Publicado por Joseba Egia, el 22/02/10.
Tendencias empleo 2010-2020
Se acaba de publicar el informe New skills for new jobs: action now.realizado por un grupo de personas expertas para la Comisión Europea, y en mi opinión revela datos que deben llevar a la preocupación (y por tanto a la ocupación) a las personas con responsabilidades en el desarrollo de ciudades, regiones y países y a quienes colaboramos de una u otra forma en este ámbito.

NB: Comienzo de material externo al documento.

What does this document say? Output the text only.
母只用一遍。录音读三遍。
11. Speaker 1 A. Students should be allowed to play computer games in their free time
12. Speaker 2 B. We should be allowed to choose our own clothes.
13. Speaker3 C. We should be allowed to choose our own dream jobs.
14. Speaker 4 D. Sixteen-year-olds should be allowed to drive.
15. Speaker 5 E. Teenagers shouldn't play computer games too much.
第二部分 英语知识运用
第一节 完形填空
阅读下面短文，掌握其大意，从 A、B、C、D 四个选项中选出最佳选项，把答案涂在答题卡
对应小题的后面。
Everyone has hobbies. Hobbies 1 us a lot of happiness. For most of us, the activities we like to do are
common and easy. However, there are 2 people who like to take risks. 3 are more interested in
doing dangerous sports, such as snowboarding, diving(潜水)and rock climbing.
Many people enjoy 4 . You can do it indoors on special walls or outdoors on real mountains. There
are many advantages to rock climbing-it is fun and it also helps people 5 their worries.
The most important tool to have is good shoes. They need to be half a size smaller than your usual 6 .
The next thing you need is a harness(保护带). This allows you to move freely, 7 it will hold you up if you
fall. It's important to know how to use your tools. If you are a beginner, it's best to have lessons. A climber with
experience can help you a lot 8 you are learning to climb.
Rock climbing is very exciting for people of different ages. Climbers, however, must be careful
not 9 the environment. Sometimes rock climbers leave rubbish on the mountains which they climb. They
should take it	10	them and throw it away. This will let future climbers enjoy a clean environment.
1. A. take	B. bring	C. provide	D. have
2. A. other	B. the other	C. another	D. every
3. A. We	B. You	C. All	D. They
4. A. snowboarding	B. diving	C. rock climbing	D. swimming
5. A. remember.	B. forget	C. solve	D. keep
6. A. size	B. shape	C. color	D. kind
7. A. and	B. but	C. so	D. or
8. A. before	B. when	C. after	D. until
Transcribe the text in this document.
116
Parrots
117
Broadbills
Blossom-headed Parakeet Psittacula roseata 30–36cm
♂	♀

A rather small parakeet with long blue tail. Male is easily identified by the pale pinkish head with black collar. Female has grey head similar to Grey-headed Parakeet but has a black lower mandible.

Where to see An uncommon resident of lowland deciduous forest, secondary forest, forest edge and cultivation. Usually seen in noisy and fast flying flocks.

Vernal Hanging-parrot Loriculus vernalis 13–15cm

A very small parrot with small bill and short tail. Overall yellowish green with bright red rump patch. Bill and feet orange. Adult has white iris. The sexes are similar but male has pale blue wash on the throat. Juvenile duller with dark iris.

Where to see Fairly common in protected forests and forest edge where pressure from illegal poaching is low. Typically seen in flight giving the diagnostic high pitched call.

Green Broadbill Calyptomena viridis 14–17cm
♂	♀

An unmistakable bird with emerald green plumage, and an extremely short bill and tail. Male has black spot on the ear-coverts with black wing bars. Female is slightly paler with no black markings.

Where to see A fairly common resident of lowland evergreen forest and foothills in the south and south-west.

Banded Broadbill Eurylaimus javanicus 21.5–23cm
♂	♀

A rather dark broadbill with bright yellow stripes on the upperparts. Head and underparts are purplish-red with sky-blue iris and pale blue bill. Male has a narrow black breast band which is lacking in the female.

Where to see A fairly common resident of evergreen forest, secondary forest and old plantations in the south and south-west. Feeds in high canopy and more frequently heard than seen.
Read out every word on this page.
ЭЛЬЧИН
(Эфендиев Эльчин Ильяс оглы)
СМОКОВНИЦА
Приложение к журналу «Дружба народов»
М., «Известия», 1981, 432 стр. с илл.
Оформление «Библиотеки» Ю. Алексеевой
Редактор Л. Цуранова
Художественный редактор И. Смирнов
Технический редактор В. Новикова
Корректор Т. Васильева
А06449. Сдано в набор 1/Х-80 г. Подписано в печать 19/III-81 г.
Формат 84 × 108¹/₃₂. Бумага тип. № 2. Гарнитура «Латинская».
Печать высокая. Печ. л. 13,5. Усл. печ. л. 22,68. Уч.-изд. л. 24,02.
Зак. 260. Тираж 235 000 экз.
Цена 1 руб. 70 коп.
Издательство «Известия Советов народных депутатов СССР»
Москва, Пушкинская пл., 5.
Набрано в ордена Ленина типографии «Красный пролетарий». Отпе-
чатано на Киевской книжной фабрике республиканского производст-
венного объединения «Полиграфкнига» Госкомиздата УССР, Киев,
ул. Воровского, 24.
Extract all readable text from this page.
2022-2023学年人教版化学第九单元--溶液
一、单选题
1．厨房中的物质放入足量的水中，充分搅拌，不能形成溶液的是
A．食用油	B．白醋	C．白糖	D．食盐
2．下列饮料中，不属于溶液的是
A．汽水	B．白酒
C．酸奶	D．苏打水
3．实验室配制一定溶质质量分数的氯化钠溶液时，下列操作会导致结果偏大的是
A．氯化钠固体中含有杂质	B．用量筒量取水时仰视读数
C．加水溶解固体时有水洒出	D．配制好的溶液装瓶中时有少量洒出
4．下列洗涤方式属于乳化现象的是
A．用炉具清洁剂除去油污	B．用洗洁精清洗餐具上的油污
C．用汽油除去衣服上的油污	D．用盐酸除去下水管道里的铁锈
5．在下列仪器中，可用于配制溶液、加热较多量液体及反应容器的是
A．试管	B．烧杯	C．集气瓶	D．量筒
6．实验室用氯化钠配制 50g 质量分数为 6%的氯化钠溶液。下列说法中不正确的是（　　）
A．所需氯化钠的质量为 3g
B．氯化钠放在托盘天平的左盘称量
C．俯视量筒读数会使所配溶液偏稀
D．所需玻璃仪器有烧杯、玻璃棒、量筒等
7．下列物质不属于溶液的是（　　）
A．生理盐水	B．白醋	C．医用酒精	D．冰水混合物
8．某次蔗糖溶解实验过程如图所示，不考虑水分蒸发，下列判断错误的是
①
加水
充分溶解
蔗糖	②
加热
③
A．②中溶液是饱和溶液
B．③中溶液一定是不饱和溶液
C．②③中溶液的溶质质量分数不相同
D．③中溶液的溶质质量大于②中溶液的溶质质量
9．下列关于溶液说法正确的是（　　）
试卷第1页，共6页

Hablamos muy a menudo de Sociedad de la Información y el Conocimiento, pero pocas veces nos paramos a reflexionar en los cambios sociales que esto supone. Al igual que la Revolución Industrial en la Inglaterra de los siglos XVIII y XIX y la urbanización que en Europa se produjo sobre todo en la primera mitad del siglo XX, asistimos ahora a esta nueva revolución, “la revolución del conocimiento”, que supone un cambio radical en el perfil de cualificación demandado por la nueva economía.
Este cambio, además de radical, tiene otra característica diferencial, que es su velocidad. Si se usa a menudo la comparativa tan gráfica del escaso período de tiempo que costó que en el mundo hubiera 100 personas usuarias de Facebook en relación al necesario para alcanzar las 100 millones de líneas telefónicas, el informe antes mencionado predice que la población ocupada de la UE con un perfil de alta cualificación deberá pasar en sólo 10 años del 29% al 35%, mientras que el de personas con baja cualificación pasará del 21% al 15%. Un cambio significativo.
Para hacer frente a este nuevo reto, deberemos afrontar un importantísimo esfuerzo en educación (donde los cambios son necesariamente más lentos) y formación (sistema por definición más flexible). Las recetas en el caso de la formación para el empleo son evidentes: mayor dedicación de tiempo a la formación continua (el diferencial español en relación a los países más avanzados de la UE es alarmante) y sistemas más flexibles y eficientes (píldoras formativas, mayor presencia de la formación on-line, …). En definitiva, como en muchos otros aspectos de nuestra economía, la necesidad de abordar un cambio estructural. Un cambio en el que sin duda las ciudades, las regiones y los países nos jugamos nuestra competitividad.